Annmarie Fertoli, Associate Producer at WNYC
Annmarie Fertoli is an Associate Producer at WNYC, working with the afternoon news team to produce All Things Considered.
Younger people are leaving the suburbs and upstate New York regions, but they continue to flock to New York City, according to a new report.
The Empire Center for New York State Policy, a fiscally conservative think tank, analyzed U.S. Census data from across the state and found fewer people under the age of 34 are living upstate or in the suburbs of New York. The analysis also showed the median age outside of New York City is rising at a faster rate.
The authors say the reasons for the youth exodus vary.
“Even though the patterns are similar, the causes are different from the upstate problem, which is…purely a problem of economic opportunity,” explained E.J. McMahon, one of the report’s authors. “The problem in the suburbs, I think, is to a great degree a problem of cost of living.”
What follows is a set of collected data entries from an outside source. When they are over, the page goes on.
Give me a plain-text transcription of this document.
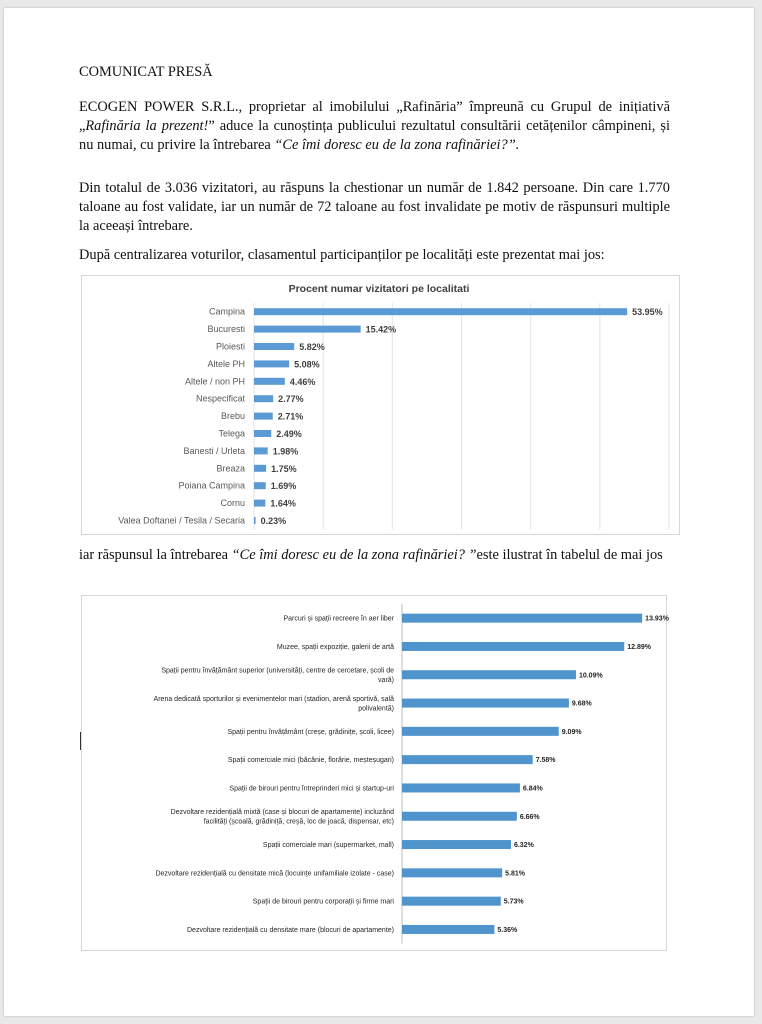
COMUNICAT PRESĂ
ECOGEN POWER S.R.L., proprietar al imobilului „Rafinăria” împreună cu Grupul de inițiativă „Rafinăria la prezent!” aduce la cunoștința publicului rezultatul consultării cetățenilor câmpineni, și nu numai, cu privire la întrebarea “Ce îmi doresc eu de la zona rafinăriei?”.
Din totalul de 3.036 vizitatori, au răspuns la chestionar un număr de 1.842 persoane. Din care 1.770 taloane au fost validate, iar un număr de 72 taloane au fost invalidate pe motiv de răspunsuri multiple la aceeași întrebare.
După centralizarea voturilor, clasamentul participanților pe localități este prezentat mai jos:
Procent numar vizitatori pe localitati
Campina	53.95%
Bucuresti	15.42%
Ploiesti	5.82%
Altele PH	5.08%
Altele / non PH	4.46%
Nespecificat	2.77%
Brebu	2.71%
Telega	2.49%
Banesti / Urleta	1.98%
Breaza	1.75%
Poiana Campina	1.69%
Cornu	1.64%
Valea Doftanei / Tesila / Secaria 0.23%
iar răspunsul la întrebarea “Ce îmi doresc eu de la zona rafinăriei? ”este ilustrat în tabelul de mai jos
Parcuri și spații recreere în aer liber	13.93%
Muzee, spații expoziție, galerii de artă	12.89%
Spații pentru învățământ superior (universități, centre de cercetare, școli de
vară)
10.09%
Arena dedicată sporturilor și evenimentelor mari (stadion, arenă sportivă, sală
polivalentă)
9.68%
Spații pentru învățământ (creșe, grădinițe, școli, licee)	9.09%
Spații comerciale mici (băcănie, florărie, meșteșugari)	7.58%
Spații de birouri pentru întreprinderi mici și startup-uri	6.84%
Dezvoltare rezidențială mixtă (case și blocuri de apartamente) incluzând
facilități (școală, grădiniță, creșă, loc de joacă, dispensar, etc)
6.66%
Spații comerciale mari (supermarket, mall)	6.32%
Dezvoltare rezidențială cu densitate mică (locuințe unifamiliale izolate - case)	5.81%
Spații de birouri pentru corporații și firme mari	5.73%
Dezvoltare rezidențială cu densitate mare (blocuri de apartamente)	5.36%
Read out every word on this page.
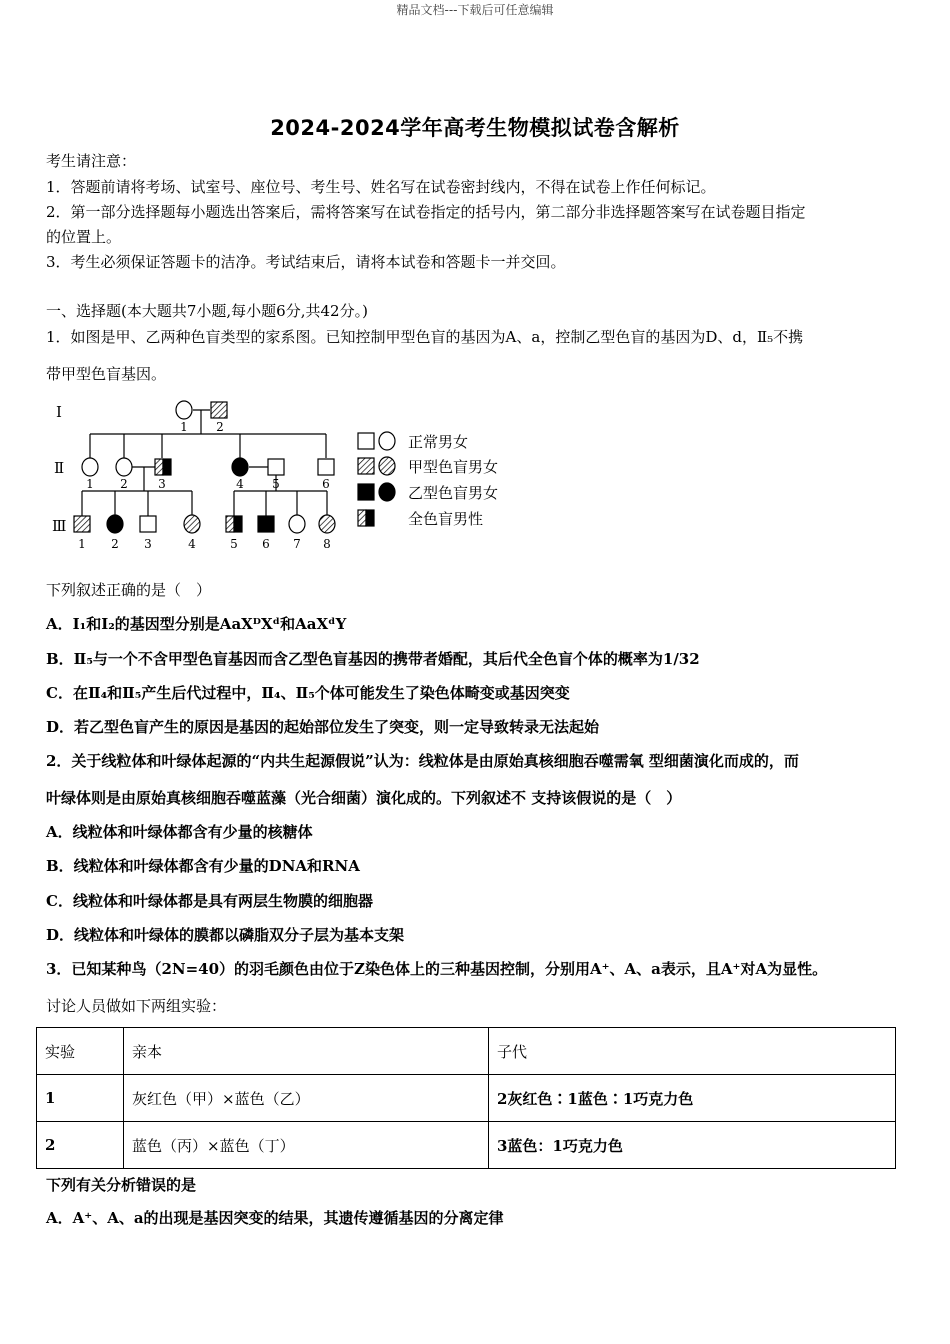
精品文档---下载后可任意编辑
2024-2024学年高考生物模拟试卷含解析
考生请注意：
1．答题前请将考场、试室号、座位号、考生号、姓名写在试卷密封线内，不得在试卷上作任何标记。
2．第一部分选择题每小题选出答案后，需将答案写在试卷指定的括号内，第二部分非选择题答案写在试卷题目指定
的位置上。
3．考生必须保证答题卡的洁净。考试结束后，请将本试卷和答题卡一并交回。
一、选择题(本大题共7小题,每小题6分,共42分。)
1．如图是甲、乙两种色盲类型的家系图。已知控制甲型色盲的基因为A、a，控制乙型色盲的基因为D、d，Ⅱ₅不携
带甲型色盲基因。
Ⅰ
Ⅱ
Ⅲ
1 2
1 2	3	4 5	6
1 2 3	4	5 6 7 8
正常男女
甲型色盲男女
乙型色盲男女
全色盲男性
下列叙述正确的是（　）
A．Ⅰ₁和Ⅰ₂的基因型分别是AaXᴰXᵈ和AaXᵈY
B．Ⅱ₅与一个不含甲型色盲基因而含乙型色盲基因的携带者婚配，其后代全色盲个体的概率为1/32
C．在Ⅱ₄和Ⅱ₅产生后代过程中，Ⅱ₄、Ⅱ₅个体可能发生了染色体畸变或基因突变
D．若乙型色盲产生的原因是基因的起始部位发生了突变，则一定导致转录无法起始
2．关于线粒体和叶绿体起源的“内共生起源假说”认为：线粒体是由原始真核细胞吞噬需氧 型细菌演化而成的，而
叶绿体则是由原始真核细胞吞噬蓝藻（光合细菌）演化成的。下列叙述不 支持该假说的是（　）
A．线粒体和叶绿体都含有少量的核糖体
B．线粒体和叶绿体都含有少量的DNA和RNA
C．线粒体和叶绿体都是具有两层生物膜的细胞器
D．线粒体和叶绿体的膜都以磷脂双分子层为基本支架
3．已知某种鸟（2N=40）的羽毛颜色由位于Z染色体上的三种基因控制，分别用A⁺、A、a表示，且A⁺对A为显性。
讨论人员做如下两组实验：
实验	亲本	子代
1	灰红色（甲）×蓝色（乙）	2灰红色∶1蓝色∶1巧克力色
2	蓝色（丙）×蓝色（丁）	3蓝色：1巧克力色
下列有关分析错误的是
A．A⁺、A、a的出现是基因突变的结果，其遗传遵循基因的分离定律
He said policy makers need to focus on creating more affordable housing across the board, as well as increase job opportunities to keep younger people in those areas.
The study found that the downstate median age rose from 34.7 in 1990, to 39.9 in 2010. Upstate followed a similar trend, rising from 33.4 to 40.
McMahon pointed out that the city’s median age fluctuated less over that same period, from 33.6 to 35.5, a factor he attributes, at least in part, to the city’s allure.